Weder zivilisiert noch normal ist alles, was der österreichische Fotograf Lois Hechenblaikner mit dem Ortsnamen Ischgl verbindet. In seinen Bildern dokumentiert er die dekadente Touristensause, die unter der Bezeichnung Après-Ski dort Winterabend für Winterabend stattfindet und bekanntermaßen für einen Coronaausbruch sorgte.
"Schon als Kind fiel mir auf, dass viele Deutsche so eine gewisse Eingesperrtheit haben. Etwas Gehemmtes. Das haben unsere Bergbauernbuben instinktiv kapiert: So ein deutscher Tourist braucht einen Anschubser, damit er loslässt. Den Deutschen musst du einstellen zwischen 0,5 und einem Promill, da beginnt die Wurstigkeit, und dann kannst du ihn abmelken", erklärt Hechenblaikner im Interview mit der SÜDDEUTSCHEN ZEITUNG – ein kabarettistisches Kabinettstück übrigens von einem Mann, der zwischen Gastgeber und Gastnehmer unterscheidet und wegen der entsetzlichen Bausünden in Bergdörfern wie Ischgl schon mal für eine Massenverhaftung von Architekten plädiert hat. Und der die sozialpsychologischen Hinter- und Untergründe des Fremdenverkehrskonzepts folgendermaßen analysiert:
"40 Prozent der Leute sind ja heute geschieden. Die meisten sind aber noch voll im Saft und wollen einen guten Secondhand-Durchgang erleben. Ischgl hat sich als alpintouristische Hoffnungsstätte für den hormonellen Haushalt etabliert."

Erfindung der Pizza

Und was passt zu der sinnlosen Sause des Ortsfremden als kulinarisches Global-Pendant? Natürlich Pizza, dieses zur italienischen Nationalspeise umfantasierte Armenessen aus Kampanien, von dem sich heute die halbe Welt ernährt und dem die FRANKFURTER ALLGEMEINE ZEITUNG ihre "Geschmackssache"-Kolumne widmet.

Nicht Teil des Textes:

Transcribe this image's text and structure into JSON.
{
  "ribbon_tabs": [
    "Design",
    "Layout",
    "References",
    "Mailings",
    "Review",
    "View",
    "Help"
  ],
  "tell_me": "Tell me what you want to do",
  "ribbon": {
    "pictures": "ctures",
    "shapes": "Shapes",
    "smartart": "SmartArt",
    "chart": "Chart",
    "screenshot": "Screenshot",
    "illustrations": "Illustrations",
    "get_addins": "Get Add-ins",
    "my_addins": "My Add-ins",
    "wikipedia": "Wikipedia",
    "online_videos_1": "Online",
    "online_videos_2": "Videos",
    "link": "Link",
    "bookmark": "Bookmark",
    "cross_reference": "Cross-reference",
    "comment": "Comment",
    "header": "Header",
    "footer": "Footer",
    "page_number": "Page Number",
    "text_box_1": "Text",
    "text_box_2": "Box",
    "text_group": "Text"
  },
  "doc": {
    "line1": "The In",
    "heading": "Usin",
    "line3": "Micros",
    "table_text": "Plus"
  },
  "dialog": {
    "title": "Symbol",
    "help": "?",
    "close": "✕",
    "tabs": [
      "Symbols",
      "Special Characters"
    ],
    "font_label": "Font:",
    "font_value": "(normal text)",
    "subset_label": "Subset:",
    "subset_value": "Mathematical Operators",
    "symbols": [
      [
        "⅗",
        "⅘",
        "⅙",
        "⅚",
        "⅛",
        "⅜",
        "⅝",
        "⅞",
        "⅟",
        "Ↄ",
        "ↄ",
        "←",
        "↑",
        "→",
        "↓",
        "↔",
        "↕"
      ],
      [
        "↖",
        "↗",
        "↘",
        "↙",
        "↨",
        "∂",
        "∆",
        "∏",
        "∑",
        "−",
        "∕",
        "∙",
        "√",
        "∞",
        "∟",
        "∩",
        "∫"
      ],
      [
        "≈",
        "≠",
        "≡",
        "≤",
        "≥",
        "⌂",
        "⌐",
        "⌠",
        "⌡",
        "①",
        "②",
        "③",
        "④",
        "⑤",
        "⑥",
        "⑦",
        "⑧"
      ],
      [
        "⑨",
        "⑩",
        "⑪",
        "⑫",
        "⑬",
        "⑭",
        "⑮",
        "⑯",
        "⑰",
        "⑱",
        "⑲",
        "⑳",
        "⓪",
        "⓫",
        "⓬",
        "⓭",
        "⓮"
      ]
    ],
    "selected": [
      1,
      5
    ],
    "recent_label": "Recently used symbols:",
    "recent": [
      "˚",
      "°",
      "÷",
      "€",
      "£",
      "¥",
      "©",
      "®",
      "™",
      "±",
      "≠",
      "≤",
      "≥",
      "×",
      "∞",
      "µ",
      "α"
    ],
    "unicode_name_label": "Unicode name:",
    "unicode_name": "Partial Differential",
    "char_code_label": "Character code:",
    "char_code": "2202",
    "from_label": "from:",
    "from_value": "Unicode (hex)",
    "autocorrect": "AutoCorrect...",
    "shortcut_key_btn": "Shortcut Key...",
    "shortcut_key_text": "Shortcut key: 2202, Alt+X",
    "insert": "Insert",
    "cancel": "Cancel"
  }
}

"Am 11. Juni 1889 war der italienische König Umberto I. mit seiner Gemahlin Margherita auf Staatsbesuch in Neapel und ließ sich von Raffael Esposito, dem Besitzer der Pizzeria Brandi, einen Teigfladen zubereiten. Und weil der Pizzabäcker ein glühender Monarchist war, gab er seiner Pizza mit Basilikum, Tomaten und Mozzarella die Farben der italienischen Nationalflagge – schon war die Pizza Margherita geboren, die Mutter aller Hefeteigfladen, auch wenn man längst weiß, dass sich das Königspaar schon Jahre zuvor Pizzen in seinen Palast liefern ließ."
Man kann also sagen: Pizza war Fake vom historischen Anfang an. Aber wen interessiert Wahrheit, wenn es denn lecker schmeckt? Dieses diabolische Rezept gilt übrigens auch für manches Feuilleton.